Nosso medo

Há dias que tudo o que se quer é uma boa noite de sono. Você deita querendo espantar o cansaço e adentrar o mundo dos sonhos. Mas, no meio da madrugada, o cachorro late insistentemente, late de forma agressiva. E você levanta para ver o que é. Na rua, um rapaz agride, física e psicologicamente, uma moça. Ela chora. Cachorros, vocês sabem, não toleram agressões. Nós também não deveríamos.

Caso você fosse um homem, eu diria que deveria intervir. Homens, diante do olhar dos seus iguais, tendem a recuar – quando sabem que estão errados. No caso, porém, era eu. Fiquei com receio de intervir e, por ser mulher, acabar junto à vítima. Recorri de imediato ao telefone. Na primeira ligação, “qual a sua emergência?”, só deu tempo de dizer que denunciava um homem batendo numa mulher na rua – a ligação ficou muda. Na segunda tentativa consegui fazer a denúncia e “Está registrado, se der enviaremos uma viatura”. Voltei para acompanhar o ocorrido, a moça havia se levantado (ela chegou a ficar no chão) e as agressões e ameaças verbais continuavam. Mais alguns minutos e eles seguiram. A polícia não apareceu.

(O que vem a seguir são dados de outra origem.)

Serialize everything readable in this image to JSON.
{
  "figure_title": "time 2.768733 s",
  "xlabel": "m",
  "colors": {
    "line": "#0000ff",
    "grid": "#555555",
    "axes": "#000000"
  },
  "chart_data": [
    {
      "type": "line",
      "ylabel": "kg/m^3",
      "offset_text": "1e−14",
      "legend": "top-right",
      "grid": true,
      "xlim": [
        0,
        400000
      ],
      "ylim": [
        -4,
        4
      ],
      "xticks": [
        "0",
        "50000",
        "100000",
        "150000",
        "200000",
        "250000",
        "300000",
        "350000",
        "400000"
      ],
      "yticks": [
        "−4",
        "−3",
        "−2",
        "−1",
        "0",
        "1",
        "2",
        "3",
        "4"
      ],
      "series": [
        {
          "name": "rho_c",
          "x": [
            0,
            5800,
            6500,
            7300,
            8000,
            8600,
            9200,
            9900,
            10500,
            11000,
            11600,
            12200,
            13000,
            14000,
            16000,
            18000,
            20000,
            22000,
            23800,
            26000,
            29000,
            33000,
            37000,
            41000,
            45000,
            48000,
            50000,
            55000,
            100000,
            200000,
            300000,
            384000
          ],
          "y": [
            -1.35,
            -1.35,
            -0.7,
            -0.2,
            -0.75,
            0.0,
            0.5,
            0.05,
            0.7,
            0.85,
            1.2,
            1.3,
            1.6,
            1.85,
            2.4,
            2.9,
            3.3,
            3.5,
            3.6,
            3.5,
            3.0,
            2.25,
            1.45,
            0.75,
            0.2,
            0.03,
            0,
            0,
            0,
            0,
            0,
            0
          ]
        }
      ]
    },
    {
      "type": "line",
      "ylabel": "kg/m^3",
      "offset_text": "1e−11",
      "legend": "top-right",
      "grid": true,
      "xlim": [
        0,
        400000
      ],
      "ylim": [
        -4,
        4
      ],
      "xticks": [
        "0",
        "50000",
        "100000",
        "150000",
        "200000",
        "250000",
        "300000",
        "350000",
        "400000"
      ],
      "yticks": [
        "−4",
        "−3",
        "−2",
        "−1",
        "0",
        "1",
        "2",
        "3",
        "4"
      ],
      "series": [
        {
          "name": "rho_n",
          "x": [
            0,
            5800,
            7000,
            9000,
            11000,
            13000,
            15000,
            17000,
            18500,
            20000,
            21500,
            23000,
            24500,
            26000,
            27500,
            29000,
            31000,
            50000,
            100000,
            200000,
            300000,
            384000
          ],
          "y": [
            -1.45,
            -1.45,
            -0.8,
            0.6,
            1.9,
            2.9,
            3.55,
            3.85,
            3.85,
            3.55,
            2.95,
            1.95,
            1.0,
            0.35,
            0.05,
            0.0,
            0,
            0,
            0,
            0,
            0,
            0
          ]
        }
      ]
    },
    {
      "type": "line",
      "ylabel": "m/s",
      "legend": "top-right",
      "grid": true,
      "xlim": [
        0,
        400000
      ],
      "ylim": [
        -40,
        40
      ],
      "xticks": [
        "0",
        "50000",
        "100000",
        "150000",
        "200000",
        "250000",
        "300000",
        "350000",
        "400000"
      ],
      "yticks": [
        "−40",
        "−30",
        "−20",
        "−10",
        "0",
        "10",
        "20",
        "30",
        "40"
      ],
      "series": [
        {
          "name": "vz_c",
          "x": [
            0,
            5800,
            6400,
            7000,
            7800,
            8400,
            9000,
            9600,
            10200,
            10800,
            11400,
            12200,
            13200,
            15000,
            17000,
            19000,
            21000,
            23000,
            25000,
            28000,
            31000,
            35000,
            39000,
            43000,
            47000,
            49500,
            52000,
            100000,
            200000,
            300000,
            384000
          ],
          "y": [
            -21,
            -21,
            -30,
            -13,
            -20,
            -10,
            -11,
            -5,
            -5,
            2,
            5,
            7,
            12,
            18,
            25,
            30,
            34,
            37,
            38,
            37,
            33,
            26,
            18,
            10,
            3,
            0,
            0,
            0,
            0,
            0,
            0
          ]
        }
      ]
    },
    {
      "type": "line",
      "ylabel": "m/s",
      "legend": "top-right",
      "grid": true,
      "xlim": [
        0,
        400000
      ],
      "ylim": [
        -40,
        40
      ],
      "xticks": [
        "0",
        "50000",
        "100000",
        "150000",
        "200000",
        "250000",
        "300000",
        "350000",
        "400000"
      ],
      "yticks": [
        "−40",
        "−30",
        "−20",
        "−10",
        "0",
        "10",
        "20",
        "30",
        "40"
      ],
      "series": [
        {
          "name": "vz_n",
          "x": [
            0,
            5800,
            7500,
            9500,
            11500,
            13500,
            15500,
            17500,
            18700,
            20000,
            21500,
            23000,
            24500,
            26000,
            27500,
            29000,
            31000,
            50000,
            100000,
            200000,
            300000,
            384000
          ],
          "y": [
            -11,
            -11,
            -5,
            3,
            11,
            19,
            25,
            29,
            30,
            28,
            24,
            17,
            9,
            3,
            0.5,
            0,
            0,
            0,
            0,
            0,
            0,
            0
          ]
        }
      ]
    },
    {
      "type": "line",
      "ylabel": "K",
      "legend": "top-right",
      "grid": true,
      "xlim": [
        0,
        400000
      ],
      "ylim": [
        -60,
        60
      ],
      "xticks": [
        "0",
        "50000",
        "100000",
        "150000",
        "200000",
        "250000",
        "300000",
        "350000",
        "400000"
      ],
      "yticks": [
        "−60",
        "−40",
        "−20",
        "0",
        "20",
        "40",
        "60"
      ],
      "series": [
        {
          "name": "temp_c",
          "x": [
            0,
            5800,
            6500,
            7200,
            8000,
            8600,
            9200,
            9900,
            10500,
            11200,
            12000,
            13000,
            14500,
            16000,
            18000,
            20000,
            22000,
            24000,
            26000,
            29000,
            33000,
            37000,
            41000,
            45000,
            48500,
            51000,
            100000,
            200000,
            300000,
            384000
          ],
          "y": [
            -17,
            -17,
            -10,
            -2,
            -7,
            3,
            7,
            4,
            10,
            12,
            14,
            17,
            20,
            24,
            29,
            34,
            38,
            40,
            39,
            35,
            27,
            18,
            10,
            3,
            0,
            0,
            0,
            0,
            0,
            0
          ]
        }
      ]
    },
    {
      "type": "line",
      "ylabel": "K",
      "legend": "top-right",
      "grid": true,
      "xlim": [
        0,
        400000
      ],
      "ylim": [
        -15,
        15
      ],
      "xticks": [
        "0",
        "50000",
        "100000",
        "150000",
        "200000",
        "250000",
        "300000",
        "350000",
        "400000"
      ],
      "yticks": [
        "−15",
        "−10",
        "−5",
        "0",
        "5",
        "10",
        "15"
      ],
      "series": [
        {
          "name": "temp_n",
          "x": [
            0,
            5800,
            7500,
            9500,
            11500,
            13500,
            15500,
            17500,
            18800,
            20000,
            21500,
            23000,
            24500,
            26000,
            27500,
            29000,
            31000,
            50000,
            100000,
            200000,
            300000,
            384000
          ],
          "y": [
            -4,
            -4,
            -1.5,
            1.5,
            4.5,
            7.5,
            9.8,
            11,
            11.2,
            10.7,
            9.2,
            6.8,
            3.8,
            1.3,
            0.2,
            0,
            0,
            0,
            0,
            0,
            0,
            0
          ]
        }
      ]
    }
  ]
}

Não foi a primeira vez que liguei para a polícia denunciando o mesmo tipo de agressão. Num caso era minha vizinha de porta de apartamento. A última vez foi uma menina sendo agredida pela rua, jogada contra o portão de casa. Em nenhum caso a polícia se fez presente. Em todas, me senti tão amedrontada quanto as vítimas. Toda mulher sabe o que é isso. Todos os homens também deveriam saber. Em todos os casos, como nesta madrugada, várias pessoas foram testemunhas. Ninguém fez nada. Ninguém faz nada. Nós não fazemos nada. Nenhum homem parou o carro e defendeu aquela moça. Eu já disse aqui e repito: enquanto os homens não entrarem nesta briga, seremos só feministas, feminazis, mulheres de mimimi. Tem mulheres, inclusive, que pensam assim.

Não somos só estatísticas. Somos mulheres agredidas diariamente. A moça desta madrugada tinha menos de vinte anos, com um vestido lindo, corpete salmão e saia rodada de tule preto. O cara que a agredia era algum amigo ou namorado. Ela chorava e ele a chutava. Acusava-a de não ter noção e decência. Ameaçava “vou ligar pra tua mãe” e chutava aquele corpo bonito e jovem encolhido no chão. Depois, ela chorava mais alto e acusava-o de alguma coisa ao que ele retrucava “foi sem querer” e ela “é sempre sem querer”. Meninas, moças, mulheres: todas somos vítimas de relacionamentos abusivos. Percebam o tamanho da estupidez e segurança deste idiota ao ameaçá-la de telefonar para a mãe, pois ele tem certeza que ela jamais denunciará sequer à mãe a agressão.

Eu nunca consigo saber o que é maior: minha revolta, meu medo, minha empatia, minha insegurança, minha covardia. Eu voltei para a cama. Tive sucessivos sonhos ruins. Os traumas e lembranças não perdoam. Toda mulher vive com eles, escondidos lá num canto, sem querer vê-los, mas jamais serão abandonadas por eles. Era só uma madrugada de sexta para sábado, eu queria dormir até mais tarde, eu queria repor as energias e pensamentos das últimas semanas exaustivas. Aquela moça só queria divertir-se, dançar, aproveitar a vida. Nenhuma de nós teve o que queria porque a realidade de ser mulher nos assombra quando menos esperamos. Eu quero vencer o medo, quero poder fazer mais do que pedir ajuda quando testemunho uma igual sendo agredida. Eu ainda não consigo.